Yukarıdaki uyuşmazlık konuları, miras avukatının uzmanlığının önemini ortaya koyar. Bu davalar teknik ayrıntılar içerir; örneğin muris muvazaasında uzun yıllar öncesinin olaylarını ispatlamak gerekirken, tenkis davasında karmaşık hesaplamalar yapmak gerekebilir. Miras avukatı, müvekkili lehine strateji geliştirir, delilleri toplar ve yargı makamları önünde haklarını savunur.

Miras Hukukunda Vergisel Yükümlülükler (Veraset ve İntikal Vergisi)

Miras yolu ile mal edinimi, vergi hukukunda Veraset ve İntikal Vergisi’ne tabidir. Türkiye’de miras kalan malvarlıkları için mirasçılar, belirli istisna tutarlarını aşan kısmı üzerinden devlete veraset vergisi öderler. Bu vergi, mirasçıların elde ettiği servet artışına yönelik bir mali yükümlülüktür ve mirasın intikal ettiği anda doğar.

Güncel olarak, çocuklar, torunlar ve eş gibi yakın mirasçılar için yüksek tutarda istisna miktarları uygulanmaktadır. Örneğin 2025 yılı için evlatlıklar dahil füruğ (altsoy) ve eşten her birine isabet eden miras payının 2.316.628 TL’lik kısmı vergiden istisnadır . Eğer mirasbırakanın çocuğu yoksa ve mirasın tamamı eşe kalmışsa, eş için istisna tutarı daha yüksek olup 2025’te 4.636.103 TL olarak belirlenmiştir . Bu tutarları aşan miras hisseleri için kademeli vergi tarifesi uygulanır.

Veraset ve İntikal Vergisi oranları, artan oranlı bir yapıya sahiptir. 2025 itibariyle örnek vermek gerekirse, veraset yoluyla intikallerde ilk 2.400.000 TL için vergi oranı %1, sonraki dilimler için %3, %5, %7 ve en üst dilimde 44.100.000 TL’yi aşan kısım için %10 olarak belirlenmiştir . İvazsız intikallerde (hibe, hediye vb.) ise oranlar biraz daha yüksektir (ilk dilim %10’dan başlayıp en üst dilimde %30’a kadar çıkmaktadır) . Bu oranlar ve dilimler, her yıl yeniden değerleme oranına göre güncellenir.

Miras vergisinin beyanı, mirasbırakanın son ikametgahının bulunduğu yer vergi dairesine, ölüm tarihini takip eden 4 ay içinde (yurt dışında ise 6 ay içinde) yapılmalıdır.
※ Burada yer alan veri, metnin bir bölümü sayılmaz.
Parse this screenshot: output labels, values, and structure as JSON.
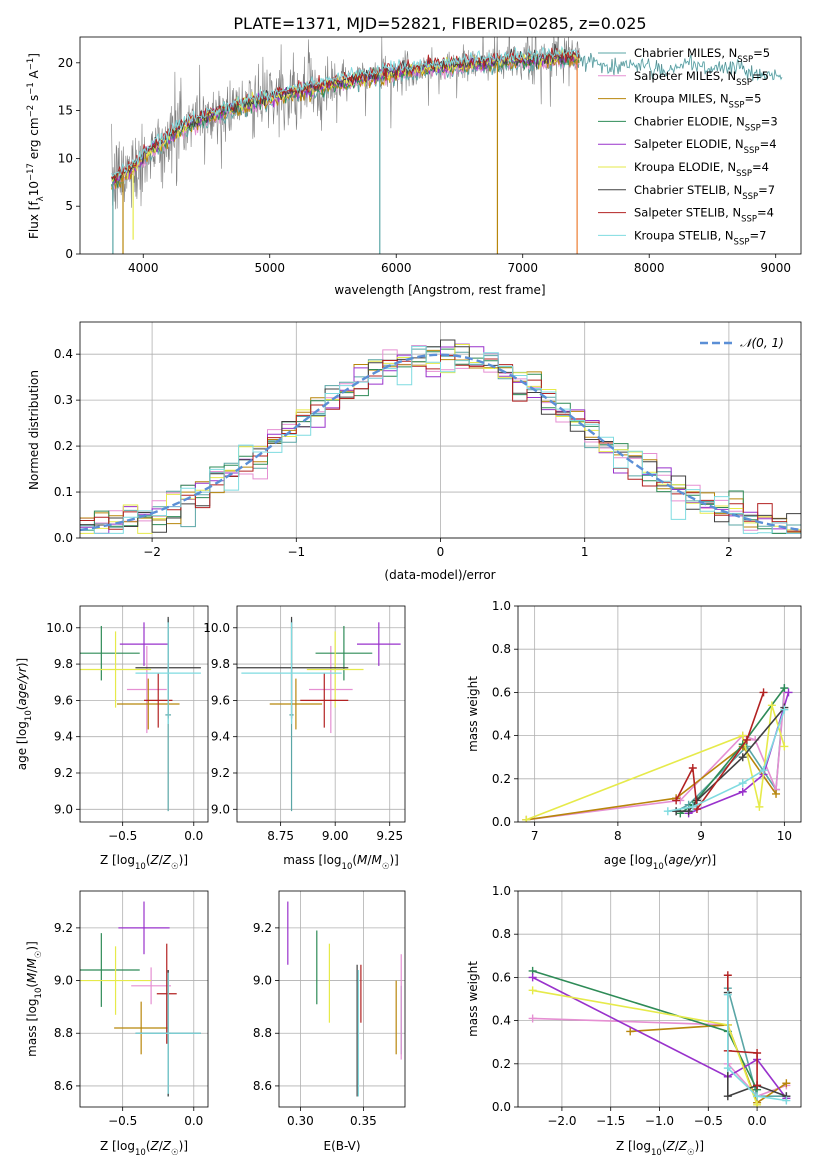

Mirasçılar, veraset ve intikal vergisi beyannamesi vererek intikal eden malvarlıklarını ve değerlerini bildirirler. Vergi, 3 yılda ve genellikle Mayıs-Kasım taksitleri halinde ödenir. Miras bırakanın banka hesapları, gayrimenkulleri, araçları gibi malvarlıkları bu beyannameye dahil edilir; istisna tutarları ve muafiyetler düşüldükten sonra vergi hesaplanır.

Örneğin, mirasbırakandan kalan 5 milyon TL tutarında bir menkul kıymet portföyü varsa ve mirasçı 1 çocuk ise, 2025 yılı için ilk 2.316.628 TL vergiden muaf, kalan ~2.683.372 TL üzerinden kademeli tarifeye göre vergi ödenecektir. Bu meblağın ilk 2.4 milyon TL’si için %1 (24 bin TL), kalan ~283 bin TL’si için %3 (~8.5 bin TL) olmak üzere toplam yaklaşık 32.5 bin TL vergi hesaplanır. (Burada rakamlar sadeleştirme amacıyla yaklaşık belirtilmiştir.)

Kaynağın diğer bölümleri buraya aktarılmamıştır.